- 2025 mugshot
- Born: Reinaldo Javier Rivera September 13, 1963 (age 62) Madrid, Spain
- Conviction: Murder
- Criminal penalty: Death

Details
- Victims: 4 (one conviction)
- Span of crimes: 1999–2000
- Country: United States
- States: South Carolina, Georgia
- Imprisoned at: Georgia Diagnostic and Classification State Prison, Jackson, Georgia

= Reinaldo Rivera =

Spanish-born American serial killer

Reinaldo Javier Rivera (born September 13, 1963) is a Spanish-born American serial killer who abducted, raped, and killed four women in South Carolina and Georgia between 1999 and 2000, all in the Augusta metropolitan area. He was convicted in one of those deaths and sentenced to death in the latter state, where he still remains on death row.

==Early life==
Born in Madrid, Spain, in the family of a doctor, Rivera and his family moved to Puerto Rico when he was seven years old. At age 19, he joined the United States Navy, serving in Orlando, Florida and San Diego, California. As an adult, between December 1986 and March 1991, Rivera worked for the Joint Chiefs of Staff in Washington, D.C., attending the University of South Carolina, where he earned a degree in office administration. He previously resided in Graniteville, Columbia and Fayetteville, North Carolina, before settling in North Augusta. On Valentine's Day in 1993, he married Tammy Lisa Bonnette and had two children. By 1998 Rivera acquired a job as a tire inspector for the Firestone Tire and Rubber Company in Aiken.

==Murders==
On July 17, 1999, 17-year-old Melissa Faye Dingess, from Graniteville, SC, vanished without a trace. In the ensuing searches, deputies from the Aiken County Sheriff's Office reported that a girl matching Dingess' description was seen on two occasions, accompanied by an older white male with dark hair. She entered a tan, older-model vehicle in the first instance and, in the second, a bright red four-door one.The alleged sightings were not Dingess.

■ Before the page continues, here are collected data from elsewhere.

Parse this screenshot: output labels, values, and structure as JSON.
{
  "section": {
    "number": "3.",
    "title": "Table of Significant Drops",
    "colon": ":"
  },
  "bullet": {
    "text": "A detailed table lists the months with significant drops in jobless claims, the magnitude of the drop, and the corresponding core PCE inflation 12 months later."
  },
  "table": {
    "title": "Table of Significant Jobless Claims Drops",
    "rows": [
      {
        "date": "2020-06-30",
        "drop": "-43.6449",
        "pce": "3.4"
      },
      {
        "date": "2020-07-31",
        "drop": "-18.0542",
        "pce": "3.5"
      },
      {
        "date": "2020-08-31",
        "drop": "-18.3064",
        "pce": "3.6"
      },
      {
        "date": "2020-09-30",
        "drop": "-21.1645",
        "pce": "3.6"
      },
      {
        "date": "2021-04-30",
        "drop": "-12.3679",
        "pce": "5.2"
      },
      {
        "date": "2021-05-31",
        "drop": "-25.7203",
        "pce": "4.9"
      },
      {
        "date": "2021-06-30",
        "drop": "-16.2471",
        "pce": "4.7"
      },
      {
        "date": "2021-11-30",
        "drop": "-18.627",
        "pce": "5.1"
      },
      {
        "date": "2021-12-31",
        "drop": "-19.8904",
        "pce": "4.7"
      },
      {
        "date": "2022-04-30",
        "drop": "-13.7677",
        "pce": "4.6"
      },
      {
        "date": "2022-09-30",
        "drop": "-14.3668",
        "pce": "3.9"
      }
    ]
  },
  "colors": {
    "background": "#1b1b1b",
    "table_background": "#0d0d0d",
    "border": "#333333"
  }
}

On October 13, 2000, her skeletal remains were found in the woods off the I-20 near Harlem, GA, seven miles west of the Savannah River, after Rivera gave police directions to the burial site.

On December 4, 17-year-old Tiffaney Shereese Wilson, from Jackson, went missing while she and her two-month-old daughter Kaitlyn were visiting a Winn-Dixie grocery store in North Augusta. Her car was found in the parking lot, with witnesses seeing her enter a mid-1980s white four-door Ford, which had stopped briefly and sped off quickly. Three days later, Kaitlyn was found abandoned in her car in front of a Georgia welcome center across the state border. Suspecting an abduction, the authorities searched areas along the I-20 and Highway 25, finding clothing suspected of being Wilson's. On December 30, two hunters discovered the body of a young female in a heavily wooded area near Graniteville. The decedent was later positively identified as Wilson via her fingerprints. According to the coroners, her hands were tied behind her back, and she was raped and subsequently dealt a deadly stab in the back, all while her daughter was inside the car.

On June 19, 2000, 18-year-old Tabitha Leigh Bosdell of Augusta, Georgia disappeared in similar circumstances to the previous victims. According to her family members, they dropped her off at a Huddle House, where she was going to apply for a second part-time job before going to her main job as a telemarketer. Rivera was not charged with murder until October 16, when skeletal remains were positively identified as hers.

The last murder was that of 21-year-old Marni Marie Glista, a soldier at Fort Gordon. She was attacked in her home on September 5, sustaining serious injuries but barely surviving. She was transported to a local hospital, where she died from said injuries five days later.

==Arrest, trial and imprisonment==
On October 10, 2000, Rivera approached 18-year-old Chrisilee Barton at the parking lot of a Huddle House restaurant in North Augusta, presenting himself as the owner of an escort service and a modeling agent, expressing interest in taking photos of the young lady. Barton agreed, inviting him back to her home, after which Rivera raped and stabbed her three times in the throat with a plastic-handled steak knife he took from the kitchen. Barton survived the assault, and with her help, investigators were eventually led to Rivera, who was hiding in a South Carolina motel. Upon discovery, he attempted to commit suicide by slashing his wrists but was prevented by the arresting officers and sent to the Medical College of Georgia, where he was kept under suicide watch in an isolated cell.

Charged with the murders of Wilson, Bosdell, and Glista and the attempted murder of Barton, Rivera was eventually convicted solely for Glista's murder and assaulting Barton. At the end of his trial, Rivera was quoted as saying to the jurors that he was mentally ill and that doctors should study his ailment to find a cure. In addition, he said that he still fantasized about killing his victims, warning that he would do it again if released, and asked for the death penalty. He was sentenced to death for killing Glista and remains on Georgia's death row at the Georgia Diagnostic and Classification State Prison in Jackson.